Role of Hospitals: Wellstar Kennestone Hospital

illustration depicts black parent reading book to baby seated on lap.

Just as health care can extend beyond the doctor’s office, learning can extend beyond the schoolroom. Wellstar Kennestone Hospital, located in Marietta, Georgia, and its affiliated OB/GYN and pediatrics offices, recently implemented the Talk With My Baby program in an effort ensure that all babies and toddlers gain the foundational skills necessary to build literacy. Supported by a grant from the Joseph B. Whitehead Foundation, the goal of the program is to ensure that every child can read by third grade.

Eighty-five percent of brain growth occurs during the first three years of life, and much of that can be encouraged with regular verbal interaction. The program will educate and support new parents in their important role as their child’s first teachers.
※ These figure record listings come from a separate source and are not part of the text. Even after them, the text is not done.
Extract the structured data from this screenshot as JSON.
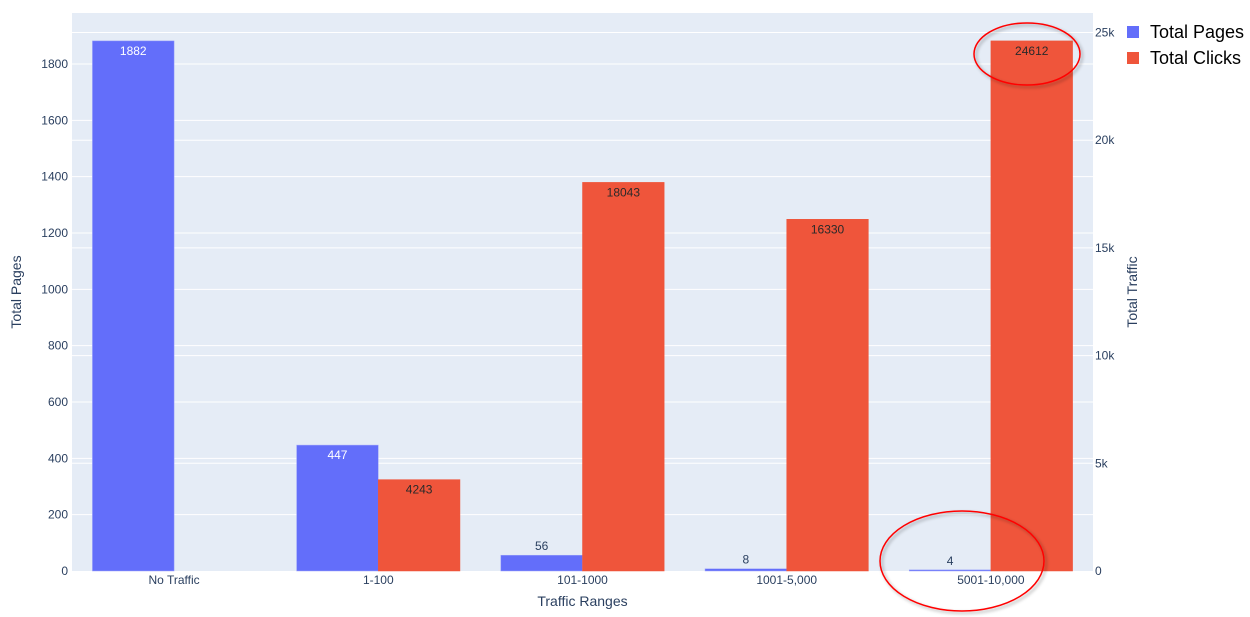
{
  "chart_data": {
    "type": "bar",
    "categories": [
      "No Traffic",
      "1-100",
      "101-1000",
      "1001-5,000",
      "5001-10,000"
    ],
    "series": [
      {
        "name": "Total Pages",
        "axis": "left",
        "color": "#636EFA",
        "values": [
          1882,
          447,
          56,
          8,
          4
        ]
      },
      {
        "name": "Total Clicks",
        "axis": "right",
        "color": "#EF553B",
        "values": [
          null,
          4243,
          18043,
          16330,
          24612
        ]
      }
    ],
    "xlabel": "Traffic Ranges",
    "ylabel": "Total Pages",
    "y2label": "Total Traffic",
    "ylim": [
      0,
      1981
    ],
    "y2lim": [
      0,
      25907
    ],
    "yticks": [
      0,
      200,
      400,
      600,
      800,
      1000,
      1200,
      1400,
      1600,
      1800
    ],
    "y2ticks": [
      0,
      5000,
      10000,
      15000,
      20000,
      25000
    ],
    "y2ticklabels": [
      "0",
      "5k",
      "10k",
      "15k",
      "20k",
      "25k"
    ],
    "grid": true,
    "legend_position": "top-right",
    "plot_background": "#E5ECF6",
    "annotations": [
      {
        "shape": "ellipse",
        "color": "#FF0000",
        "highlights": "Total Clicks 5001-10,000 (24612)"
      },
      {
        "shape": "ellipse",
        "color": "#FF0000",
        "highlights": "Total Pages 5001-10,000 (4)"
      }
    ]
  }
}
Books, of course, are an important resource, but songs, eye contact and just chatting with a young child are all vital parts of building strong language centers in the brain early on.

“We are honored to join this effort in creating a connected ecosystem with schools and early childhood educators to enhance literacy and create a national model that can be expanded to serve and support our country’s youth,” said Julie Teer, senior vice president of Wellstar and president of the Wellstar Foundation.

Georgia ranks 41st out of 50 states for literacy, and literacy rates are closely tied to race, ethnicity and ZIP code. This program aims to remove those barriers to equity and equip parents with the tools and knowledge they need so that they, in turn, can support their children. Working with patients and the community, the Talk With My Baby program will help build strong scholars before the school years have even begun.